Durante gli interrogatori il religioso ha provato a far ragionare i militari di Mosca. Ma non c’è stato verso. È stato tenuto a lungo in ginocchio. «Una volta quando non riuscivo più a stare in quella posiziono, sono caduto, volevo rialzarmi e il soldato mi ha colpito, bastonandomi con la sua mitragliatrice dall’alto». È in quel momento che ha capito che la speranza non è ancora morta. «Perché stai picchiando un prete?», gli ha domandato. «In qualche modo questo lo ha riportato in sé. E poi mi ha dato una mano, mi ha sostenuto, e mi ha messo in ginocchio. Infine ci hanno accompagnato dentro una tenda e ci hanno permesso di riscaldarci».

Gli interrogatori però sono proseguiti. Prima li hanno condotti nel centro di detenzione preventiva a “Stary Oskil” in Russia, non lontano dal confine ucraino con la regione del Donbass. Le domande degli ufficiali erano politicizzate, poco interessati a notizie militari. Ad esempio, hanno chiesto cosa ne pensassero della lingua russa. «Ho risposto loro in russo», ricorda padre Olexander. «Ho spiegato loro che in Ucraina non c’è nessuno che vuole abolire l’uso del russo, ma ogni Stato ha il diritto alla propria lingua, alla propria storia, alla propria cultura». Dalle reazioni dei soldati di Mosca, il pope ha tratto un convincimento: «Non vedono l’Ucraina come uno Stato, ma come parte della terra russa. Quando parli con loro, reagiscono con aggressività. Non vieni torturato perché hai qualche informazione da dargli e che nascondi. Ti picchiano perché sei ucraino».

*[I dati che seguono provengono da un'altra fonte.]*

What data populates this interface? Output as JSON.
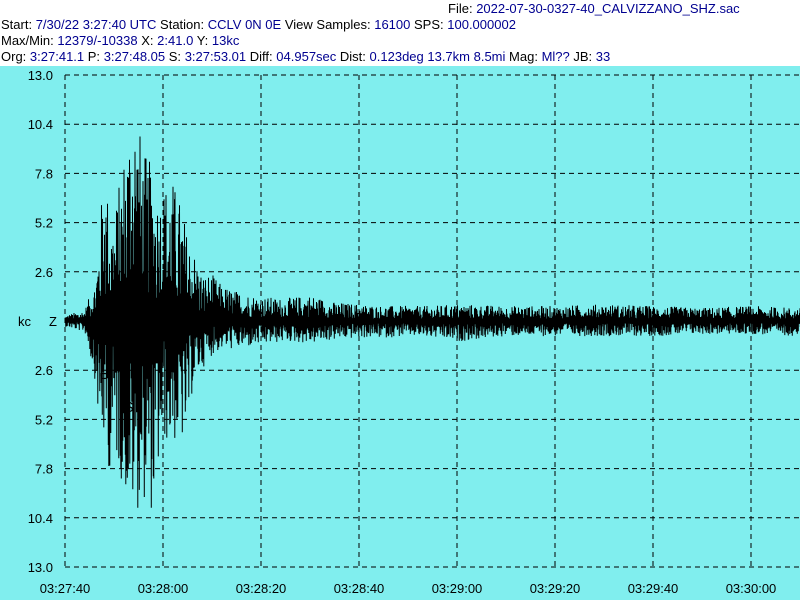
{
  "header": {
    "file_label": "File:",
    "file_name": "2022-07-30-0327-40_CALVIZZANO_SHZ.sac",
    "start_label": "Start:",
    "start_value": "7/30/22  3:27:40 UTC",
    "station_label": "Station:",
    "station_value": "CCLV 0N 0E",
    "view_samples_label": "View Samples:",
    "view_samples_value": "16100",
    "sps_label": "SPS:",
    "sps_value": "100.000002",
    "maxmin_label": "Max/Min:",
    "maxmin_value": "12379/-10338",
    "x_label": "X:",
    "x_value": "2:41.0",
    "y_label": "Y:",
    "y_value": "13kc",
    "org_label": "Org:",
    "org_value": "3:27:41.1",
    "p_label": "P:",
    "p_value": "3:27:48.05",
    "s_label": "S:",
    "s_value": "3:27:53.01",
    "diff_label": "Diff:",
    "diff_value": "04.957sec",
    "dist_label": "Dist:",
    "dist_value": "0.123deg 13.7km 8.5mi",
    "mag_label": "Mag:",
    "mag_value": "Ml??",
    "jb_label": "JB:",
    "jb_value": "33"
  },
  "colors": {
    "background": "#80eeee",
    "trace": "#000000",
    "grid": "#000000",
    "header_text": "#000090"
  },
  "chart_data": {
    "type": "line",
    "title": "",
    "xlabel": "",
    "ylabel": "kc",
    "channel": "Z",
    "xlim": [
      "03:27:40",
      "03:30:10"
    ],
    "ylim": [
      -13.0,
      13.0
    ],
    "x_tick_labels": [
      "03:27:40",
      "03:28:00",
      "03:28:20",
      "03:28:40",
      "03:29:00",
      "03:29:20",
      "03:29:40",
      "03:30:00"
    ],
    "y_tick_values": [
      13.0,
      10.4,
      7.8,
      5.2,
      2.6,
      0,
      -2.6,
      -5.2,
      -7.8,
      -10.4,
      -13.0
    ],
    "y_tick_labels": [
      "13.0",
      "10.4",
      "7.8",
      "5.2",
      "2.6",
      "",
      "2.6",
      "5.2",
      "7.8",
      "10.4",
      "13.0"
    ],
    "grid": true,
    "phase_markers": [
      {
        "label": "P",
        "time": "03:27:48.05"
      },
      {
        "label": "S",
        "time": "03:27:53.01"
      }
    ],
    "series": [
      {
        "x": [
          "03:27:40",
          "03:27:44",
          "03:27:46",
          "03:27:47",
          "03:27:48",
          "03:27:49",
          "03:27:50",
          "03:27:52",
          "03:27:54",
          "03:27:56",
          "03:27:58",
          "03:27:59",
          "03:28:00",
          "03:28:02",
          "03:28:04",
          "03:28:05",
          "03:28:06",
          "03:28:08",
          "03:28:10",
          "03:28:12",
          "03:28:15",
          "03:28:20",
          "03:28:25",
          "03:28:30",
          "03:28:35",
          "03:28:40",
          "03:28:45",
          "03:28:50",
          "03:28:55",
          "03:29:00",
          "03:29:10",
          "03:29:20",
          "03:29:30",
          "03:29:40",
          "03:29:50",
          "03:30:00",
          "03:30:10"
        ],
        "high": [
          0.3,
          0.6,
          2.0,
          4.5,
          8.7,
          6.0,
          5.5,
          9.0,
          12.3,
          9.0,
          8.2,
          6.8,
          7.4,
          7.5,
          6.0,
          4.5,
          4.0,
          2.5,
          2.5,
          1.9,
          1.6,
          1.3,
          1.2,
          1.4,
          1.0,
          0.9,
          0.8,
          0.8,
          0.8,
          0.9,
          0.8,
          0.8,
          0.9,
          0.8,
          0.7,
          0.8,
          0.7
        ],
        "low": [
          -0.3,
          -0.6,
          -3.0,
          -6.0,
          -6.7,
          -8.0,
          -7.0,
          -9.0,
          -10.3,
          -9.5,
          -10.3,
          -8.0,
          -6.5,
          -6.5,
          -6.5,
          -6.0,
          -3.5,
          -2.5,
          -1.8,
          -1.5,
          -1.5,
          -1.3,
          -1.1,
          -1.2,
          -1.0,
          -0.9,
          -0.9,
          -0.8,
          -0.9,
          -1.1,
          -0.8,
          -0.8,
          -0.8,
          -0.8,
          -0.7,
          -0.7,
          -0.8
        ]
      }
    ]
  }
}
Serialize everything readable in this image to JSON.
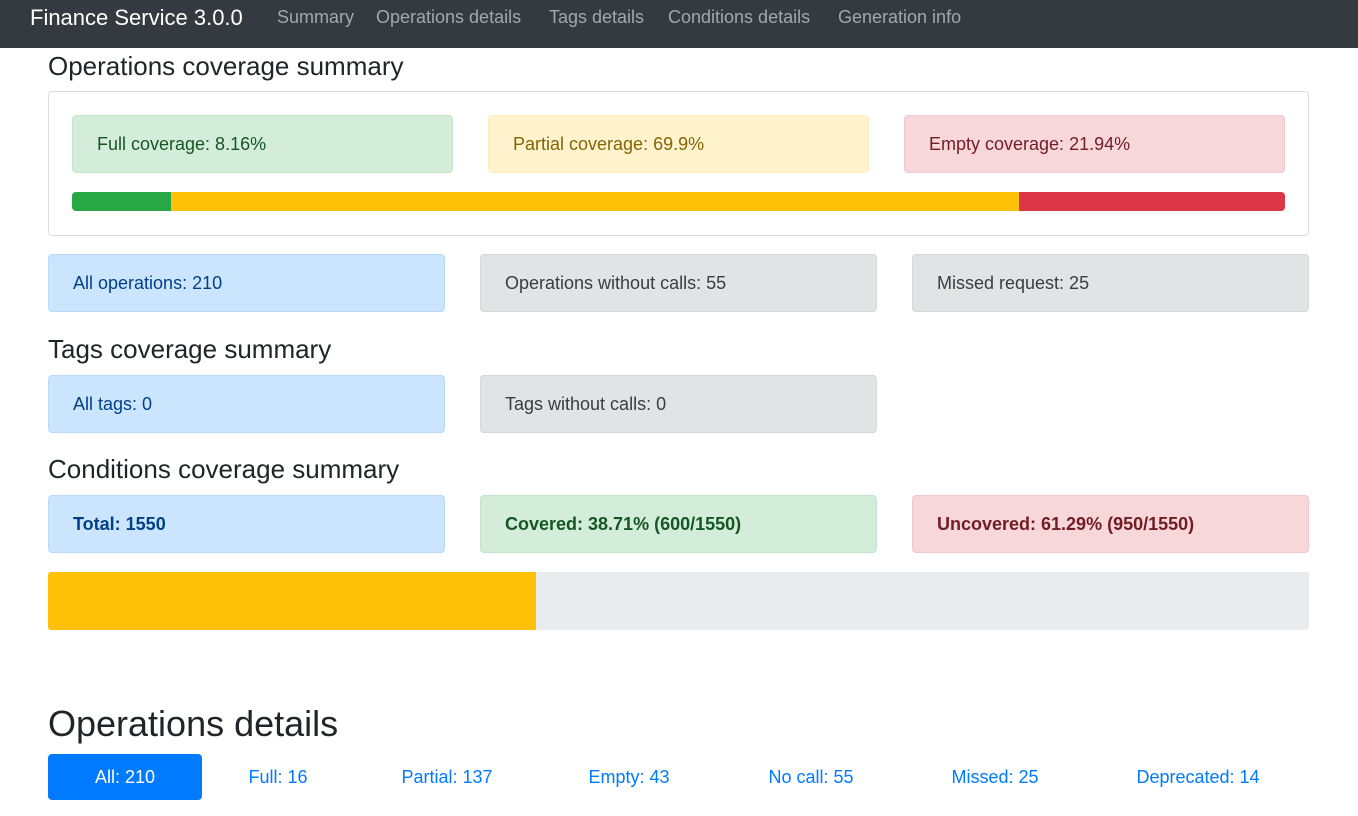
{
  "navbar": {
    "brand": "Finance Service 3.0.0",
    "links": [
      "Summary",
      "Operations details",
      "Tags details",
      "Conditions details",
      "Generation info"
    ]
  },
  "operations_summary": {
    "title": "Operations coverage summary",
    "full_label": "Full coverage: 8.16%",
    "partial_label": "Partial coverage: 69.9%",
    "empty_label": "Empty coverage: 21.94%",
    "full_percent": 8.16,
    "partial_percent": 69.9,
    "empty_percent": 21.94,
    "all_operations": "All operations: 210",
    "without_calls": "Operations without calls: 55",
    "missed_request": "Missed request: 25"
  },
  "tags_summary": {
    "title": "Tags coverage summary",
    "all_tags": "All tags: 0",
    "without_calls": "Tags without calls: 0"
  },
  "conditions_summary": {
    "title": "Conditions coverage summary",
    "total": "Total: 1550",
    "covered": "Covered: 38.71% (600/1550)",
    "uncovered": "Uncovered: 61.29% (950/1550)",
    "covered_percent": 38.71
  },
  "operations_details": {
    "title": "Operations details",
    "filters": [
      "All: 210",
      "Full: 16",
      "Partial: 137",
      "Empty: 43",
      "No call: 55",
      "Missed: 25",
      "Deprecated: 14"
    ],
    "active_filter": "All: 210"
  },
  "colors": {
    "success": "#28a745",
    "warning": "#ffc107",
    "danger": "#dc3545",
    "primary": "#007bff",
    "navbar": "#343a40"
  }
}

«Siamo stati mandati in un campo di prigionia da qualche parte vicino a Kharkiv», nel territorio ucraino che le forze russe e i separatisti stanno tentando di strappare a Kiev ma che di nuovo ieri ha visto un ripiegamento dei russi. C’è una cosa che però mandava in bestia gli ufficiali durante le sessioni di interrogatorio. «Erano sconvolti dal fatto che i sacerdoti dei patriarcati di Mosca e Kiev, pur separati, non coltivassero inimicizie».

Lo scisma interno al patriarcato di Mosca, da cui una parte della Chiesa ortodossa ucraina si è dichiarata autonoma, non ha infatti pregiudicato le relazioni tra i preti. E questo, per chi crede di combattere per la “nuova Russia” è semplicemente inconcepibile. Il calvario di padre Olexandr si è concluso pochi giorni fa, quando sono arrivati i delegati della Croce rossa internazionale a concludere uno scambio di prigionieri. «È stata un’esperienza scioccante: imprigionati, torturati, umiliati. Ancora mi domando come possa accadere tutto questo».